Creative UK: What led you to seek investment at that stage of your growth?
Ben: Like many creative agencies, we reached a point where growth and evolution had stalled. We weren’t struggling, but we were stuck. Resources were stretched, profits couldn’t easily be reinvested, and we were waiting for something to unlock the next phase.
The investment gave us working capital headroom. That allowed us to take on larger enterprise projects and make a number of key strategic hires. As a result, we could focus more deliberately on long-term account growth, sector expansion, and strengthening the business operationally. It created momentum that we simply couldn’t generate on our own at that point.
Creative UK: What were you looking for in an investment partner, and why was Creative UK the right fit for NewTerritory?
Rebecca: It was crucial to find an investor who genuinely understood how agencies operate. That includes the reality of fluctuating cash flow, the need to invest ahead of growth, and the broader challenges of running a creative agency.
Creative UK specialises in supporting businesses like ours, which made them a natural fit. Their understanding meant we didn’t need to over-explain how the business worked, and that made the relationship far more effective.
Creative UK: How important was it that your investor aligned with NewTerritory’s values and long-term vision?
Ben: That alignment was essential. Creative businesses are often challenging to run and require a certain level of risk tolerance and an acceptance that visibility can be limited. From the outset, Creative UK understood those dynamics. We never felt we had to justify normal agency realities, such as only having a few months of revenue visibility. This type of understanding seems to be rare among investors.
Rebecca: That understanding made a significant difference operationally. Conversations around performance and finances were straightforward and supportive. When speaking to our Portfolio Manager, Hannah Long, she immediately understood why there were sometimes fluctuations in P&L, because she understands the sector. This made my life much easier. At times, it genuinely felt like they were part of the business rather than an external lender.
Creative UK: In 2025, NewTerritory was acquired by geniant. How have you navigated the early stages of that partnership while maintaining your creative identity?
Ben: The acquisition represented the next major unlock in our growth journey. From our earliest conversations, it was clear that geniant understood our position in the market and why our work is particularly relevant right now.
One of the biggest benefits has been access to a much wider client network, alongside the ability to share expertise across the group.
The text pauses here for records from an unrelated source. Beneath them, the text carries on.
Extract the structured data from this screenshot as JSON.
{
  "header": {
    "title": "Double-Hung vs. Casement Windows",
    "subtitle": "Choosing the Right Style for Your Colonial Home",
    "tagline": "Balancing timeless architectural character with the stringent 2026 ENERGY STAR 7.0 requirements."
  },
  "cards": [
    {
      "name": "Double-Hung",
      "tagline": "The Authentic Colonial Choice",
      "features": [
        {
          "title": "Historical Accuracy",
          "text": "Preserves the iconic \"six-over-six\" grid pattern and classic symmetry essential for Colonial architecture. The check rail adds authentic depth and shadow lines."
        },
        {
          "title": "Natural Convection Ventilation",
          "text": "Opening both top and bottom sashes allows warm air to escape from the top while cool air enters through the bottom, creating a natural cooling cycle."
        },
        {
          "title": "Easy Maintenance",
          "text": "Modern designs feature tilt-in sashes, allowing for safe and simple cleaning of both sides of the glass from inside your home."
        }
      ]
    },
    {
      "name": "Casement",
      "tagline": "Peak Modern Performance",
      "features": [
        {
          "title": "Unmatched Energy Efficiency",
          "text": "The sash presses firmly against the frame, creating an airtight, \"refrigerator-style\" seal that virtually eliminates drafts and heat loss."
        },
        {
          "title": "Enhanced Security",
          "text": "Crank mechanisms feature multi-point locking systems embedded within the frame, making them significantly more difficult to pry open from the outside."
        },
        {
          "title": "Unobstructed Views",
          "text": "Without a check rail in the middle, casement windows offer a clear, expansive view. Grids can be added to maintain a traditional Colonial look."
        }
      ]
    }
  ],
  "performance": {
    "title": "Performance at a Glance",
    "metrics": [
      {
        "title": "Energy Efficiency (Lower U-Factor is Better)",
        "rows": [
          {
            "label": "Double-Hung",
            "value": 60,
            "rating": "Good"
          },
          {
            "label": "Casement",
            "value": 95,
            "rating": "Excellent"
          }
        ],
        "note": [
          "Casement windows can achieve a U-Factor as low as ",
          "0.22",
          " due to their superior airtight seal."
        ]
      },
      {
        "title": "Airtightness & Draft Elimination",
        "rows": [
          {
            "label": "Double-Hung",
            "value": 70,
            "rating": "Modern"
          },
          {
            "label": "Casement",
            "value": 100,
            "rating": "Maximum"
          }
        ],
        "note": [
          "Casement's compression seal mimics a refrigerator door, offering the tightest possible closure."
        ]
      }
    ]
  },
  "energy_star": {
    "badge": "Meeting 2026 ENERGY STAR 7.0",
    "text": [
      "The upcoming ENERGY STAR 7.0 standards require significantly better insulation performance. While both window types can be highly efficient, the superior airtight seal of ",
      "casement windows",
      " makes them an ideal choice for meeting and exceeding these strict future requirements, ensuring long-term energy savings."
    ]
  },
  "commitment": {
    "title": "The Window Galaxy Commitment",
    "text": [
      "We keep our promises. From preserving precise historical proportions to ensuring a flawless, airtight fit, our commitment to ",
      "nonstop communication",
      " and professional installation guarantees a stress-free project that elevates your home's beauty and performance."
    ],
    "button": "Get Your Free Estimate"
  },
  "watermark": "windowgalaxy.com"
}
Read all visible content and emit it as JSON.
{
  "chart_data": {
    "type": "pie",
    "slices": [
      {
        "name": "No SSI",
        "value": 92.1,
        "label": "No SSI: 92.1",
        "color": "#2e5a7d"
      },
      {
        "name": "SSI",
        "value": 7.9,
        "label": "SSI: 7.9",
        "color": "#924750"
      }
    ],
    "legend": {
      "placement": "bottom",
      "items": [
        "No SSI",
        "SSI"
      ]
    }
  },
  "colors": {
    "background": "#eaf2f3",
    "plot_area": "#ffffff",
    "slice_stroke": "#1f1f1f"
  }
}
This means we can support larger and more complex transformations by bringing the right people together globally, while still retaining our own creative identity.
Rebecca: From an operational perspective, it has also created an opportunity to streamline processes and strengthen the business infrastructure. That work is ongoing, but it’s an exciting step forward.
Creative UK: Looking ahead, what are you most excited about for the future of NewTerritory?
Ben: Becoming a truly international business is a major focus for us. That opens up opportunities to build deeper client relationships, deliver more ambitious work, and scale in a way that wasn’t previously possible.
Creative UK: Thinking back to earlier in your growth journey, what’s one key lesson you’ve learned along the way?
Ben: Letting go of the rigidities of planning has been a big learning for me. In the past, I was overly focused on fixed plans and sequences. In creative industries leadership, that approach can really hold you back. What works far better is having a clear direction of travel and an operating environment that allows you to manage guardrails and to be flexible about how you get there.
That shift in mindset has been crucial over the last few years. Without it, we wouldn’t be where we are today.
Rebecca: I’ve seen that flexibility play out repeatedly. We’ve adjusted direction, leaned into opportunities as they emerged, and learned quickly from experience. That approach ultimately led us to the acquisition and the position we’re in now.